Doug Parker: Old American Airlines Was Hobbled by Labor Conflict

CHARLOTTE, N.C. (TheStreet) -- A frank Doug Parker said prior management of American Airlines (AAL) was so hamstrung by conflicts with labor that its ability to manage the airline was reduced.

American became "an airline that couldn't really achieve its potential because the management-labor relations had gotten so bad," Parker, CEO of American following a merger with US Airways, said Monday, speaking at a JPMorgan investor conference. "There is so much to do when you get everybody excited and working together than you can't do when they're not."

Parker answered a question from JPMorgan analyst Jamie Baker, who described the merger between American and US Airways as "a management takeover." Baker said "the prior management team was insular and focused for many years more on liquidity" before asking, "where's the benefit from a change in leadership?

"I know you have to be humble," Baker said.

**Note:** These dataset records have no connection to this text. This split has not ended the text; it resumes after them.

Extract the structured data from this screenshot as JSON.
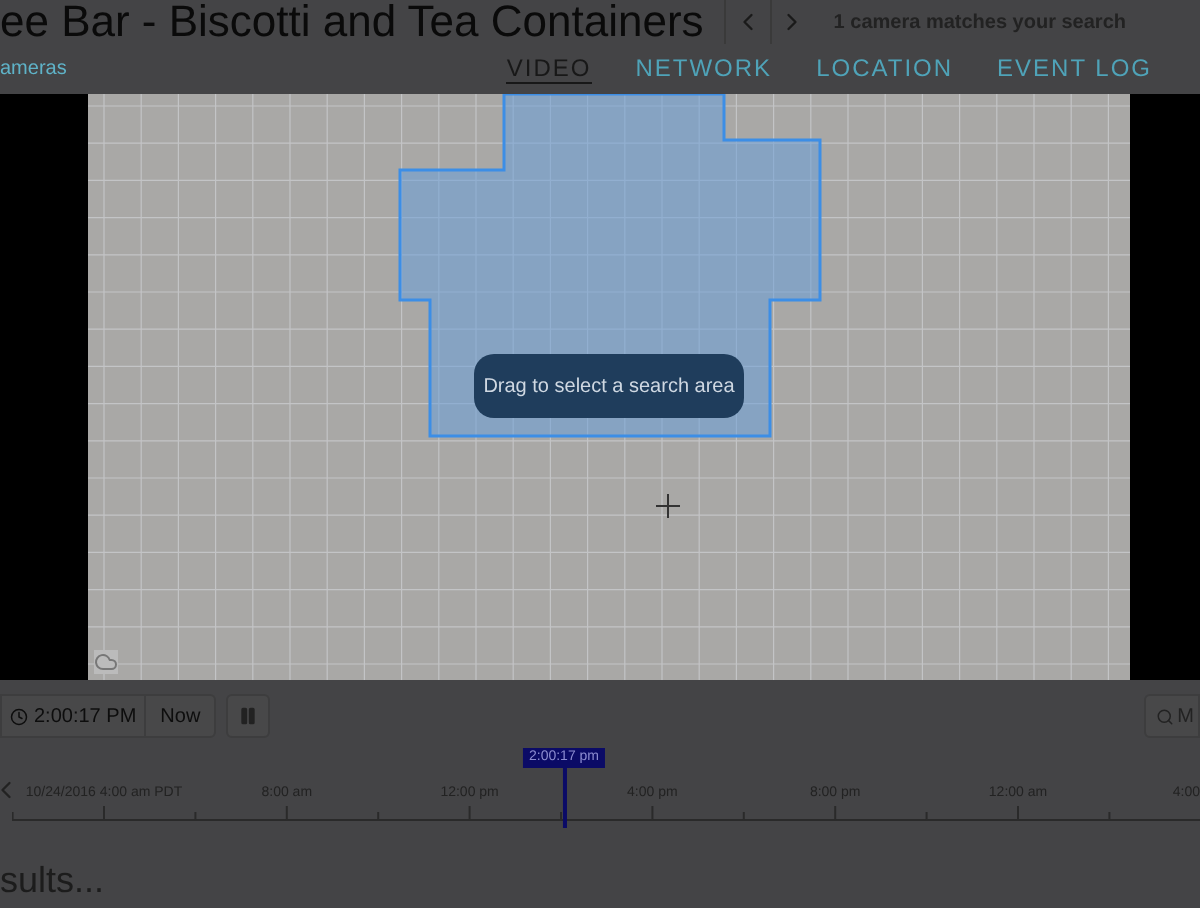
{
  "header": {
    "title": "ee Bar - Biscotti and Tea Containers",
    "match_text": "1 camera matches your search",
    "back_link": "ameras"
  },
  "tabs": [
    {
      "label": "VIDEO",
      "selected": true
    },
    {
      "label": "NETWORK",
      "selected": false
    },
    {
      "label": "LOCATION",
      "selected": false
    },
    {
      "label": "EVENT LOG",
      "selected": false
    }
  ],
  "video": {
    "tooltip": "Drag to select a search area"
  },
  "controls": {
    "time": "2:00:17 PM",
    "now": "Now",
    "search_button": "M"
  },
  "timeline": {
    "ticks": [
      "10/24/2016 4:00 am PDT",
      "8:00 am",
      "12:00 pm",
      "4:00 pm",
      "8:00 pm",
      "12:00 am",
      "4:00"
    ],
    "cursor": {
      "label": "2:00:17 pm",
      "level": 0.47
    }
  },
  "results_text": "sults..."
}
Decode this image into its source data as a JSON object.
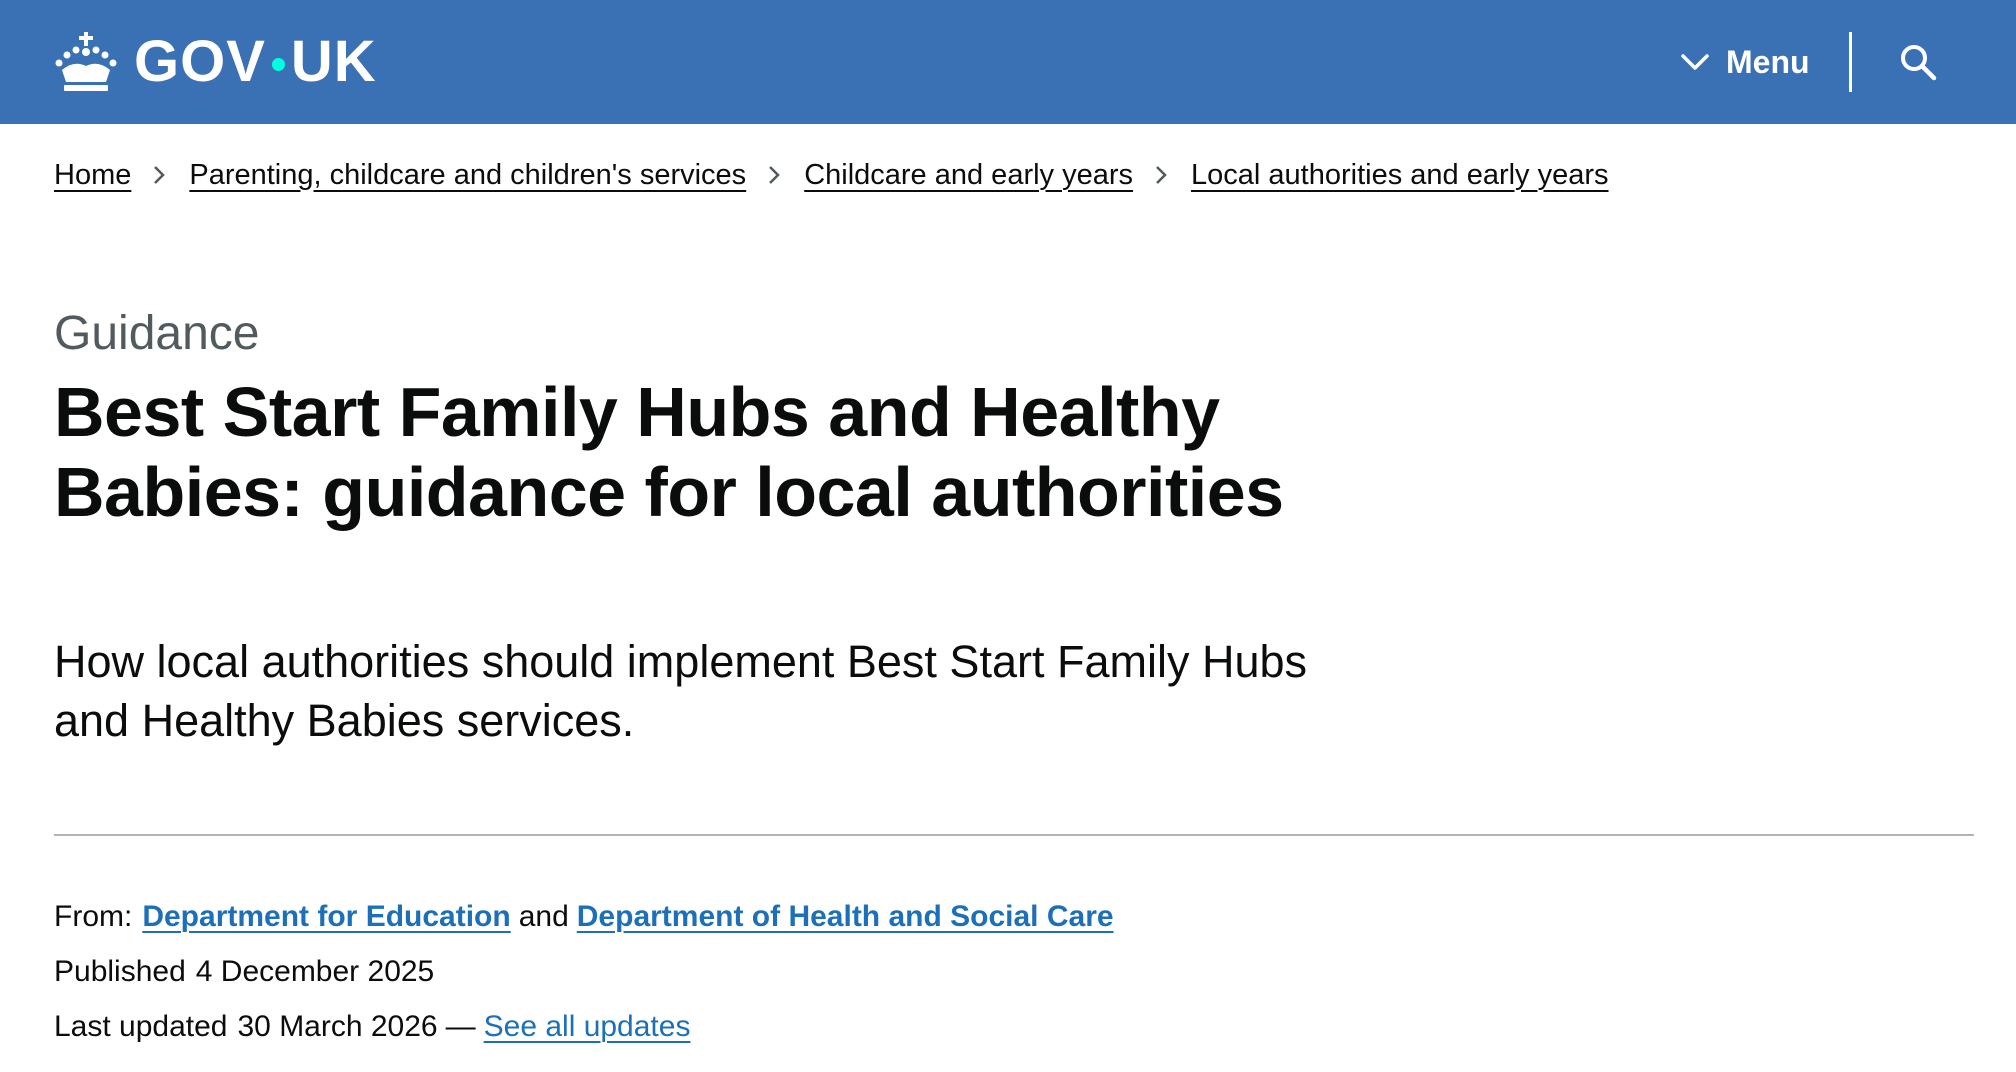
{
  "header": {
    "logo_icon": "crown-icon",
    "logo_left": "GOV",
    "logo_right": "UK",
    "menu_label": "Menu",
    "menu_icon": "chevron-down-icon",
    "search_icon": "search-icon",
    "background_color": "#3a70b4",
    "dot_color": "#00ffe0"
  },
  "breadcrumbs": [
    {
      "label": "Home"
    },
    {
      "label": "Parenting, childcare and children's services"
    },
    {
      "label": "Childcare and early years"
    },
    {
      "label": "Local authorities and early years"
    }
  ],
  "page": {
    "caption": "Guidance",
    "title": "Best Start Family Hubs and Healthy Babies: guidance for local authorities",
    "lead": "How local authorities should implement Best Start Family Hubs and Healthy Babies services."
  },
  "metadata": {
    "from_label": "From:",
    "organisations": [
      "Department for Education",
      "Department of Health and Social Care"
    ],
    "conjunction": "and",
    "published_label": "Published",
    "published_date": "4 December 2025",
    "updated_label": "Last updated",
    "updated_date": "30 March 2026",
    "updated_separator": "—",
    "see_all_updates": "See all updates",
    "link_color": "#1d70b8"
  }
}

And Parker sought to answer diplomatically. Still, he made it clear that he and the management team he brought from US Airways plan to run things differently.

Parker, who worked at American from 1986 to 1991, said, "I have found in my return to American, it's in a different shape than when I left ... somewhere along the line, for any number of reasons that people can come up with, it's different.

"The biggest difference at American vs. the other airlines I've been is the lack of management-labor relations," he said. "I don't know how it happened. I don't really care. But I tell the American Airlines team this all the time. I've been doing this for a long time, and no other management team says the word 'labor' as much as the American Airlines management team said it."